Common mistakes when cooking boiled eggs
- Dropping the eggs into the water
The delicate shell needs to be treated gently. Add your eggs one at a time, using a pasta spoon or slotted spoon so the eggs are not hitting the bottom of the pan or each other, which can crack the shells.
- Cooking the eggs with an off-centre yolk
If your eggs aren’t super fresh and you want to have your yolks in the centre when cooked, gently swirl them in the pot of water for a minute or two.
- Over-crowding the pot
It is best to add just enough eggs for one layer.
- Adding the eggs to rapidly boiling water
If the water is too bubbly, the eggs will bounce around causing the shells to crack and white to escape. Gently add your eggs to warm water, place over a medium heat to bring to a simmer and then reduce heat to maintain a gentle simmer until they are cooked.
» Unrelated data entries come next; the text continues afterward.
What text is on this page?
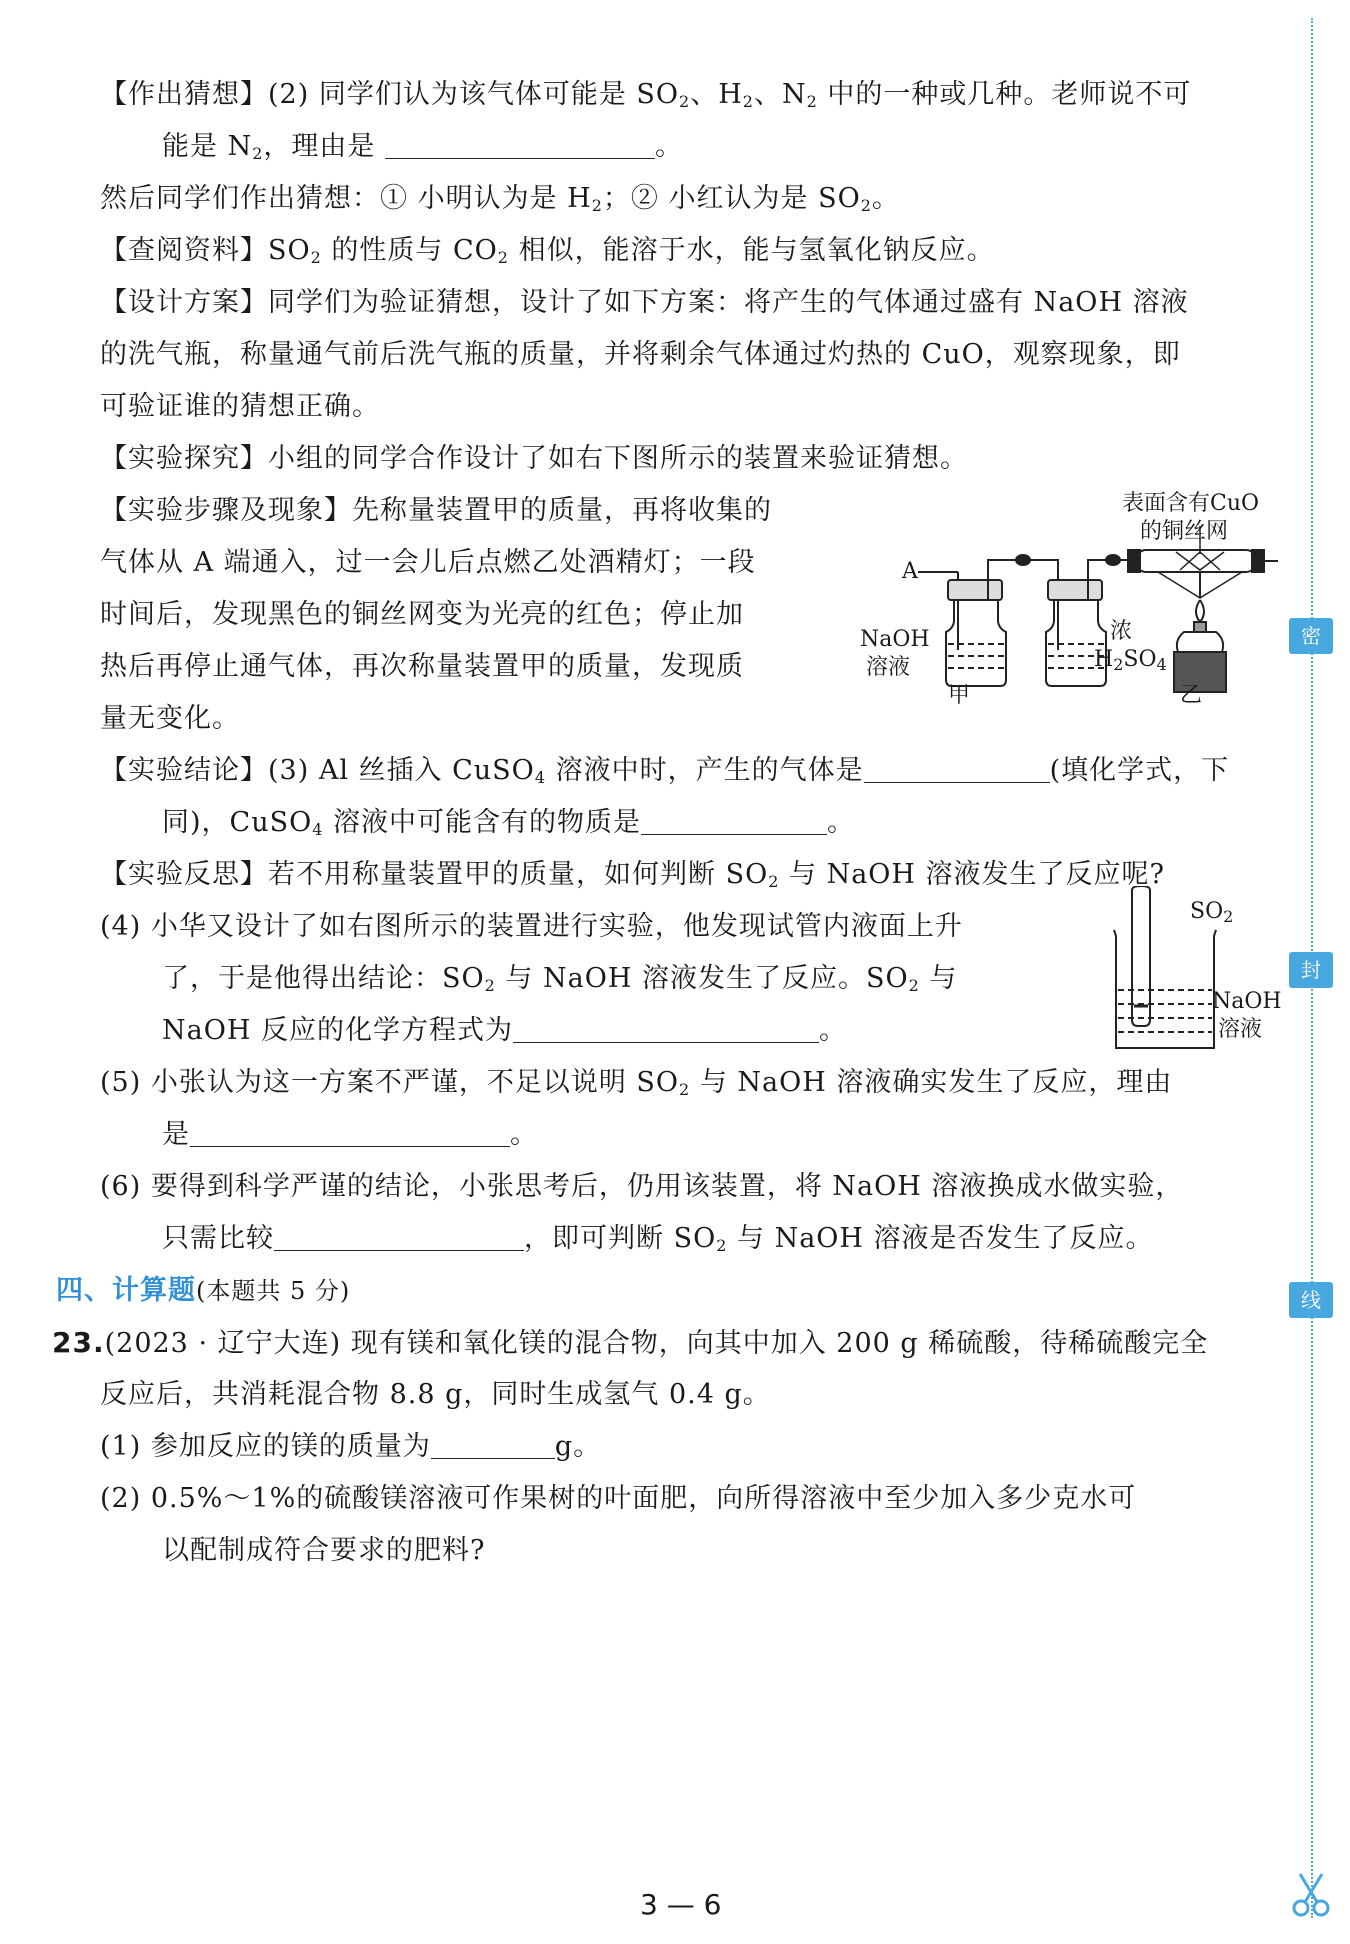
密
封
线
【作出猜想】(2) 同学们认为该气体可能是 $SO_2$、$H_2$、$N_2$ 中的一种或几种。老师说不可
能是 $N_2$，理由是	。
然后同学们作出猜想：① 小明认为是 $H_2$；② 小红认为是 $SO_2$。
【查阅资料】$SO_2$ 的性质与 $CO_2$ 相似，能溶于水，能与氢氧化钠反应。
【设计方案】同学们为验证猜想，设计了如下方案：将产生的气体通过盛有 NaOH 溶液
的洗气瓶，称量通气前后洗气瓶的质量，并将剩余气体通过灼热的 CuO，观察现象，即
可验证谁的猜想正确。
【实验探究】小组的同学合作设计了如右下图所示的装置来验证猜想。
【实验步骤及现象】先称量装置甲的质量，再将收集的
气体从 A 端通入，过一会儿后点燃乙处酒精灯；一段
时间后，发现黑色的铜丝网变为光亮的红色；停止加
热后再停止通气体，再次称量装置甲的质量，发现质
量无变化。
表面含有CuO
的铜丝网
A
NaOH
溶液
甲
浓
$H_2SO_4$
乙
【实验结论】(3) Al 丝插入 CuSO$_4$ 溶液中时，产生的气体是	(填化学式，下
同)，CuSO$_4$ 溶液中可能含有的物质是	。
【实验反思】若不用称量装置甲的质量，如何判断 $SO_2$ 与 NaOH 溶液发生了反应呢?
(4) 小华又设计了如右图所示的装置进行实验，他发现试管内液面上升
了，于是他得出结论：$SO_2$ 与 NaOH 溶液发生了反应。$SO_2$ 与
NaOH 反应的化学方程式为	。
$SO_2$
NaOH
溶液
(5) 小张认为这一方案不严谨，不足以说明 $SO_2$ 与 NaOH 溶液确实发生了反应，理由
是	。
(6) 要得到科学严谨的结论，小张思考后，仍用该装置，将 NaOH 溶液换成水做实验，
只需比较	，即可判断 $SO_2$ 与 NaOH 溶液是否发生了反应。
四、计算题(本题共 5 分)
23.(2023 · 辽宁大连) 现有镁和氧化镁的混合物，向其中加入 200 g 稀硫酸，待稀硫酸完全
反应后，共消耗混合物 8.8 g，同时生成氢气 0.4 g。
(1) 参加反应的镁的质量为	g。
(2) 0.5%～1%的硫酸镁溶液可作果树的叶面肥，向所得溶液中至少加入多少克水可
以配制成符合要求的肥料?
3 — 6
- Leaving your eggs in hot water after they have come off the heat
To prevent that dark grey ring on the yolk of your boiled eggs, remove the eggs from the boiling water once cooked, plunge immediately into very cold water and lightly crack each shell a little on one side.
- Peeling your eggs too soon
To ensure your shell comes off cleanly, cool your eggs in cold water, this will cause the whites to slightly contract and pull away from the white skin between the egg white and the shell.
- Always cook on low to medium heat
One of the keys to getting the perfect eggs every time is cooking them at the right temperature. Eggs are delicate and require a gentle heat, regardless of how you’re cooking them.
- Use room temperature eggs when baking
Room temperature eggs will always give better results with baked goods. A quick hack is to pop the eggs into a bowl of warm water (not hot) and allow them to stand for a few minutes.
- Old eggs vs. fresh eggs for meringues
Older egg whites at room temperature are easier to whip and give a little more volume, but they also have larger bubbles and the foam needs to be used straight way. This makes them great when making macaroons and meringues! Fresh cold egg whites need a little more whipping, but have smaller bubbles with a more uniform texture, which is great for pavlova.